This isn’t just an efficiency argument. It changes what the model can learn per step. Triplet loss must decide: do I use a hard negative (informative but unstable) or an easy one (stable but uninformative)? InfoNCE sidesteps this by using all the negatives in the batch, weighted by the softmax (controlled by temperature). Hard negatives naturally get more gradient weight, easy ones get less, and you don’t have to choose.

The practical consequence: triplet loss is extremely sensitive to mining strategy. Pick bad triplets and training stalls. Pick triplets that are too hard and training collapses. InfoNCE is more forgiving because the batch provides a natural mixture of difficulties.

This is why nearly every modern retrieval system (DPR, ANCE, Qwen3, the Google two-tower papers) uses InfoNCE or a close variant. DPR (Karpukhin et al., 2020) was the breakthrough that made dense retrieval competitive with sparse retrieval for open-domain question answering, and its recipe was simple: BERT dual-encoder + InfoNCE with in-batch negatives + one BM25 hard negative per query.


2. Sampling Easy Negatives

Xu et al. (2022) organize negative sampling approaches into a taxonomy along two axes: static vs. dynamic, and data-independent vs. data-dependent. The approaches in this section are all static and data-independent. They’re simple, but they’re where every system starts.

Random Negative Sampling (RNS)

The simplest approach: draw items uniformly from the corpus. For each $(x_i, y_i)$ pair, sample $K$ random items as negatives.

This works as a baseline because in a billion-item corpus, a random item is almost certainly irrelevant to any given query. The model learns to separate obviously unrelated items, like “this sneaker query has nothing to do with this vacuum cleaner listing.”

The problem is that random negatives are too easy. After a few epochs, the model already scores them near zero. The gradients become tiny, and training stalls. You’re spending compute on examples the model already handles perfectly.

Additionally, sampling from the full corpus is itself expensive at scale. You need to maintain an index over all items just for sampling.

Batch Negative Sampling (BNS)

The key insight: other items in the current mini-batch are free negatives. For each query $x_i$ with positive item $y_i$, treat every other item $y_j$ (where $j \neq i$) in the batch as a negative:

$$\mathcal{L} = -\log \frac{e^{s(x_i, y_i) / \tau}}{\sum_{j \in B} e^{s(x_i, y_j) / \tau}}$$

This is exactly the InfoNCE loss from above, with the batch $B$ replacing the full corpus $M$ in the denominator. No extra sampling, no extra encoding. The items are already embedded as part of the forward pass.
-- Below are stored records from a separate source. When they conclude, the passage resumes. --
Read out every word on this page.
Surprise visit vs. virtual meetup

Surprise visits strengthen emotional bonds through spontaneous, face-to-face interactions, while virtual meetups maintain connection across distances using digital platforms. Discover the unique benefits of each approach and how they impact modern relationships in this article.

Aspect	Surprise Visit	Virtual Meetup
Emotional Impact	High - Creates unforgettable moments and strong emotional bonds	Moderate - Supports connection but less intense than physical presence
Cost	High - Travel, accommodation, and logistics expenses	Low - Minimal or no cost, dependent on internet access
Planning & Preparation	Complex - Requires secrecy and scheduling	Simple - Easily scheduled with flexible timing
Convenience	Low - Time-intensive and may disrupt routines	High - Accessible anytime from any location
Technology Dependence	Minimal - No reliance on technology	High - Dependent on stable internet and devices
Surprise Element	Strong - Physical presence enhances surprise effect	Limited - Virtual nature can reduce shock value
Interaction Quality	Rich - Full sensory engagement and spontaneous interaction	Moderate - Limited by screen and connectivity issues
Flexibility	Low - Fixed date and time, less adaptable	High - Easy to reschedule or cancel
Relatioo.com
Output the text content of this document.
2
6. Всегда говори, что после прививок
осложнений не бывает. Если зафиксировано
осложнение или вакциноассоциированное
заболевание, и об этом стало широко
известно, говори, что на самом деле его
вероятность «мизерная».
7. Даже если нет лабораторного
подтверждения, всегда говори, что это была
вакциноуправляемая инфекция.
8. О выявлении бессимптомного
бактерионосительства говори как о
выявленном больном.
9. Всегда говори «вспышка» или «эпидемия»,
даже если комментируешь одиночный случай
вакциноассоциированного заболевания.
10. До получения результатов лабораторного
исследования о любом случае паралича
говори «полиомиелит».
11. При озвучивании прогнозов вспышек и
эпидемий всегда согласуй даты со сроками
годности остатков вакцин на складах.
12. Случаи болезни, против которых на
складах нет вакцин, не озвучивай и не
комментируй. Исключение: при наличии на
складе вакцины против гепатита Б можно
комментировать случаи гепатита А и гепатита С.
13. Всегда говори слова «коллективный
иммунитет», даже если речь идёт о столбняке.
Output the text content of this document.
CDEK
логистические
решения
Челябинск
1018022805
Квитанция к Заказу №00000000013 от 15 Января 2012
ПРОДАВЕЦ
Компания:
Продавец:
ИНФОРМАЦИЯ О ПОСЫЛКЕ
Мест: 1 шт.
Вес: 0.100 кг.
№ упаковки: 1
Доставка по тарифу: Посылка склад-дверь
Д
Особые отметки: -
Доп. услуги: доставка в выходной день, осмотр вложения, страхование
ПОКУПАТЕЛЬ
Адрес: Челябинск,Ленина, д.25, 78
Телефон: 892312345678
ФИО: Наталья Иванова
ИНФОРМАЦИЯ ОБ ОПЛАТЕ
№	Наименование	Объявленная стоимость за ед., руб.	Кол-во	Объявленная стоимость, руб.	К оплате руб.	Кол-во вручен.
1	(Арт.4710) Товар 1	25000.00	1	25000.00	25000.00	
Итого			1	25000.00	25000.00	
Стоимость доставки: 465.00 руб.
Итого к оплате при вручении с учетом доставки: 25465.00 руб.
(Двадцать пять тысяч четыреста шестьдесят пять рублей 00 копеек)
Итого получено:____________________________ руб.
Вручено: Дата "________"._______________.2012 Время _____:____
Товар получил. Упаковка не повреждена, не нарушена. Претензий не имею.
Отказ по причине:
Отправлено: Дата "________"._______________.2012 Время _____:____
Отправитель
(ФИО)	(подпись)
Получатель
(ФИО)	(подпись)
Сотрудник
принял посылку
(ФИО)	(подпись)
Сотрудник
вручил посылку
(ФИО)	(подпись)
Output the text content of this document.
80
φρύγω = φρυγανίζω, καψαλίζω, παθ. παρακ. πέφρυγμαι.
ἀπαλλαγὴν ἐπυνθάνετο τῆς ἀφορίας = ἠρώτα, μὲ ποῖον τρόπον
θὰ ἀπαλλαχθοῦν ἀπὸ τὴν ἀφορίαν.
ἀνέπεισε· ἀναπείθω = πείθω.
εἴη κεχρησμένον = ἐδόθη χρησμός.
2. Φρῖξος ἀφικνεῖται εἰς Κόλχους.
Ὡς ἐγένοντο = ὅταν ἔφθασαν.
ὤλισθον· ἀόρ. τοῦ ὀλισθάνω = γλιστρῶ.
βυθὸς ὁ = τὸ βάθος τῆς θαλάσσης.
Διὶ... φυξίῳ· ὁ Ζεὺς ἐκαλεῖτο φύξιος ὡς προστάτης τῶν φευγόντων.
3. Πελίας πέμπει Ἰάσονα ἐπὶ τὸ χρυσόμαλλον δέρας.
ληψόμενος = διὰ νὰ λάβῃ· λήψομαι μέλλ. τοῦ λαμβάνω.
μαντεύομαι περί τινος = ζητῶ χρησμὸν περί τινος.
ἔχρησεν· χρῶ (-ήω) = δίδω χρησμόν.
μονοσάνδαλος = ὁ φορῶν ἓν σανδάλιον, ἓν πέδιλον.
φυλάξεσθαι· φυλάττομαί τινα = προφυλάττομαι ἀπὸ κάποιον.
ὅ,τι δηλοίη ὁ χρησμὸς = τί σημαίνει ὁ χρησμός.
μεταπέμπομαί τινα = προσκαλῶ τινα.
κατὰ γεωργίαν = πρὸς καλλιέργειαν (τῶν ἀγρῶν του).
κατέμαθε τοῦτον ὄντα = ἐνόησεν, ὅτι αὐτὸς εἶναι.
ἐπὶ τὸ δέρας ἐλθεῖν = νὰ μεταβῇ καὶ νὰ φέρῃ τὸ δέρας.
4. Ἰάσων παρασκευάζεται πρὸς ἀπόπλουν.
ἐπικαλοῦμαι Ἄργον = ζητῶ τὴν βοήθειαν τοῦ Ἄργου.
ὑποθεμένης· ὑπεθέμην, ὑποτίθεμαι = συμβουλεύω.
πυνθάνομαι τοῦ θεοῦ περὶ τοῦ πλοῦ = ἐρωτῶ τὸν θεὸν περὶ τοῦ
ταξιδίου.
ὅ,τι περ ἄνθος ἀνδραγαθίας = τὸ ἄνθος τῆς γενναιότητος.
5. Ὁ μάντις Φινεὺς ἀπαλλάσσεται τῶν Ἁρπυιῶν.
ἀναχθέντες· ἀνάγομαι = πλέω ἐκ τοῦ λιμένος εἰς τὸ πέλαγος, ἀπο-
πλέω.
With batch size 2048, you get 2047 negatives for free.

This is elegant but has a bias problem. Items appear in batches proportional to their frequency in the training data. Popular items, the Nikes, the iPhones, show up in many batches and get used as negatives far more often than long-tail items. The model over-penalizes popular items (pushing them away from too many queries) and under-penalizes rare items (barely ever seeing them as negatives). At serving time, this manifests as the model retrieving strange long-tail items while suppressing popular ones.

logQ correction (Yi et al., 2019) fixes this by adjusting the logit:

$$s^c(x_i, y_j) = s(x_i, y_j) - \log Q(j)$$

where $Q(j) = \frac{\text{count}(j)}{\sum_k \text{count}(k)}$ is the item’s sampling probability. Popular items get their scores reduced, compensating for the over-representation in batches. This correction is theoretically grounded in importance sampling. It adjusts for the mismatch between the batch sampling distribution and the uniform distribution you’d ideally sample from.

Mixed Negative Sampling (MNS)

Google’s solution (Yang et al., 2020): combine batch negatives with randomly sampled negatives. For a batch $B$, additionally draw $B'$ items uniformly from the corpus:

$$\mathcal{L} = -\log \frac{e^{s(x_i, y_i) / \tau}}{\sum_{j \in B + B'} e^{s(x_i, y_j) / \tau}}$$

The random negatives dilute the popularity bias of batch negatives, since they’re drawn uniformly regardless of frequency. The hyperparameter $B'$ controls the trade-off: too large and you’re back to mostly uninformative random negatives; too small and the popularity bias persists.

MNS became the standard baseline at Google and is used across many production systems. It’s the “good enough” default before you start doing anything clever with hard negatives.

Interlude: When the Problem Isn’t the Negatives

Before we move to harder sampling strategies, it’s worth noting that JD.com got significant gains by changing the other side of the equation entirely, not which negatives you pick, but how you score against them.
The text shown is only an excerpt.